I’m not a strong believer in the absolute value of capitalism. It is a good generator of wealth, but that assumes that wealth is an end worth pursuing for its own sake. It also has the problem of not necessarily distributing the generated wealth in a fair or equitable way. In this book, Sandel offers another critique of market-based capitalism: the market mindset can be inherently corrupting. For example, he points out:

The corrosive effect of market relations is sometimes strong enough to override the price effect: offering a financial incentive to accept a hazardous facility, or go door-to-door collecting charity, or show up on time reduced rather than increased people’s willingness to do so.

While he relies a bit too much on some of his examples, over-repeating the case, he does provide a good argument for the corrupting nature of market relations as a means of organizing human behavior.

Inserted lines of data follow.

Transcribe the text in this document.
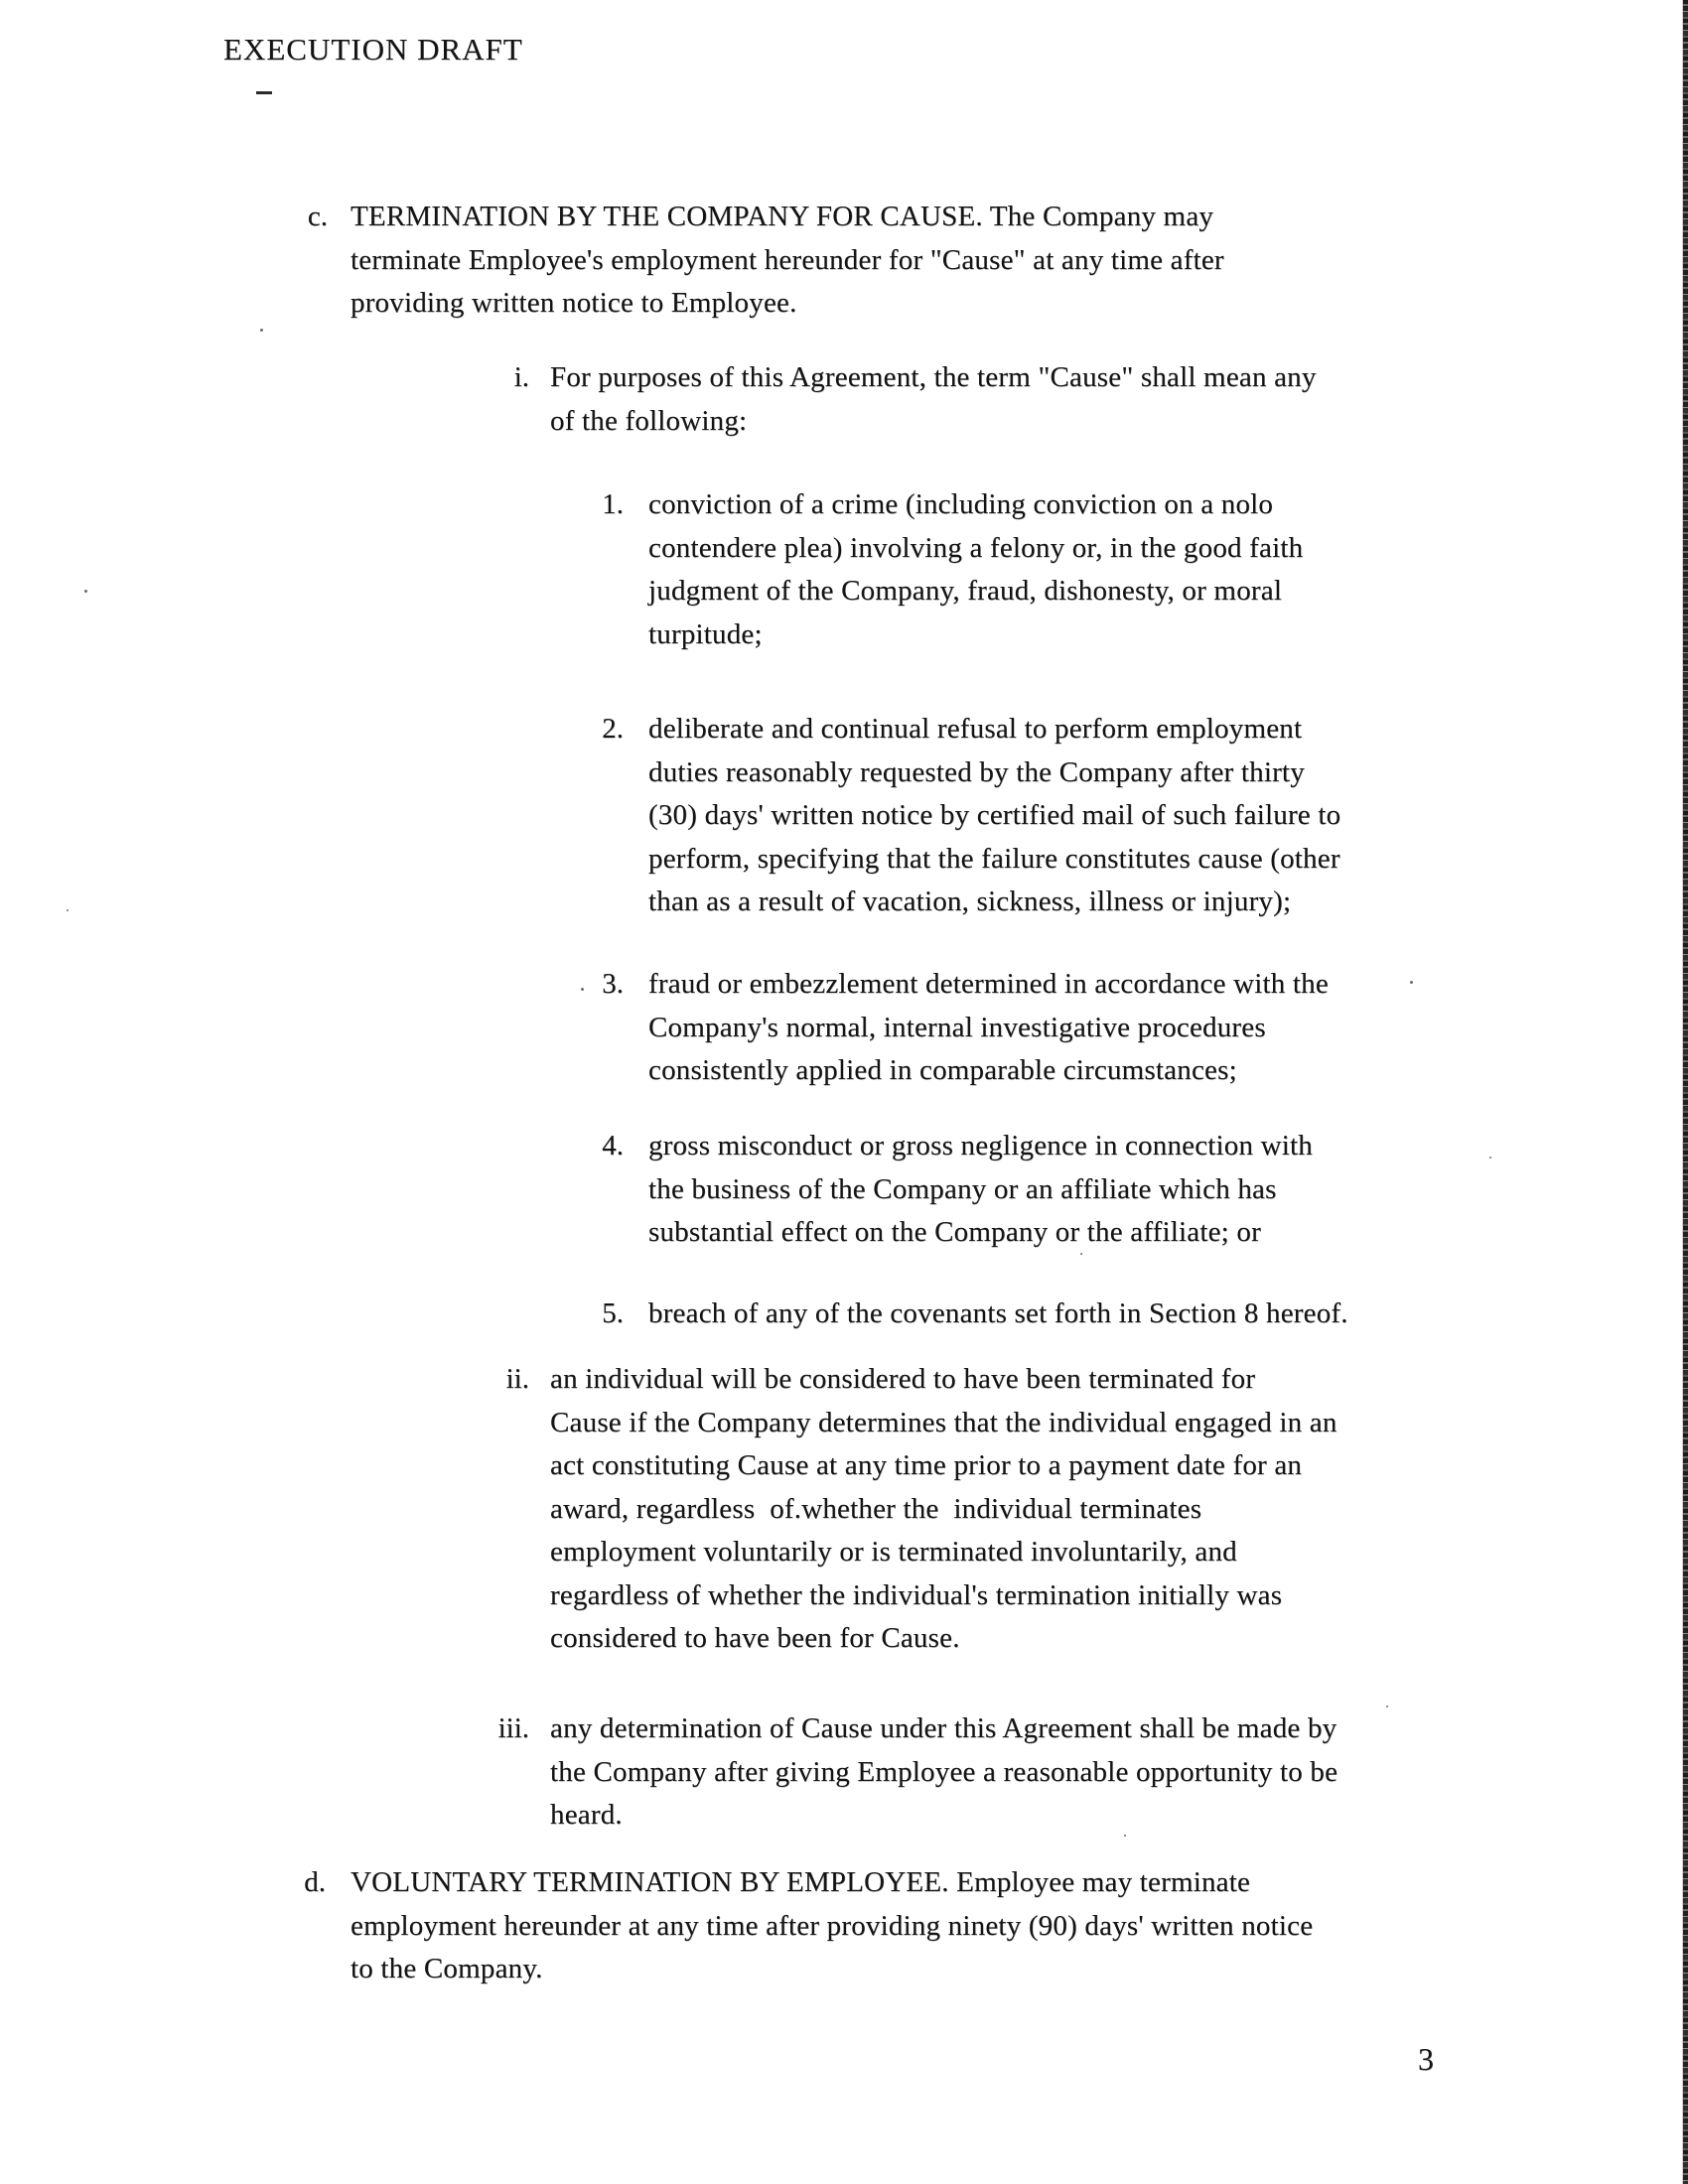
EXECUTION DRAFT
c. TERMINATION BY THE COMPANY FOR CAUSE. The Company may
terminate Employee's employment hereunder for "Cause" at any time after
providing written notice to Employee.
i. For purposes of this Agreement, the term "Cause" shall mean any
of the following:
1. conviction of a crime (including conviction on a nolo
contendere plea) involving a felony or, in the good faith
judgment of the Company, fraud, dishonesty, or moral
turpitude;
2. deliberate and continual refusal to perform employment
duties reasonably requested by the Company after thirty
(30) days' written notice by certified mail of such failure to
perform, specifying that the failure constitutes cause (other
than as a result of vacation, sickness, illness or injury);
3. fraud or embezzlement determined in accordance with the
Company's normal, internal investigative procedures
consistently applied in comparable circumstances;
4. gross misconduct or gross negligence in connection with
the business of the Company or an affiliate which has
substantial effect on the Company or the affiliate; or
5. breach of any of the covenants set forth in Section 8 hereof.
ii. an individual will be considered to have been terminated for
Cause if the Company determines that the individual engaged in an
act constituting Cause at any time prior to a payment date for an
award, regardless  of.whether the  individual terminates
employment voluntarily or is terminated involuntarily, and
regardless of whether the individual's termination initially was
considered to have been for Cause.
iii. any determination of Cause under this Agreement shall be made by
the Company after giving Employee a reasonable opportunity to be
heard.
d. VOLUNTARY TERMINATION BY EMPLOYEE. Employee may terminate
employment hereunder at any time after providing ninety (90) days' written notice
to the Company.
3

Another, damning critique Sandel provides is that the basis of market-based thinking is centered on the concept of scarcity, but that concept does not necessarily apply to all spheres:

“If we economists do [our] business well,” Robertson concludes, “we can, I believe, contribute mightily to the economizing… of that scarce resource Love,” the “most precious thing in the world.”

To those not steeped in economics, this way of thinking about the generous virtues is strange, even far-fetched. It ignores the possibility that our capacity for love and benevolence is not depleted with use,but enlarged with practice.

Overall, I found this to be a satisfying critique of how market thinking has influenced and sullied culture, especially American culture. As we enter eras in which scarcity becomes a non-concern in other less ephemeral areas (the effective marginal cost of zero to duplicate data being a key example), this critique grows in importance making this a critical read for anyone thinking about economic and social policy.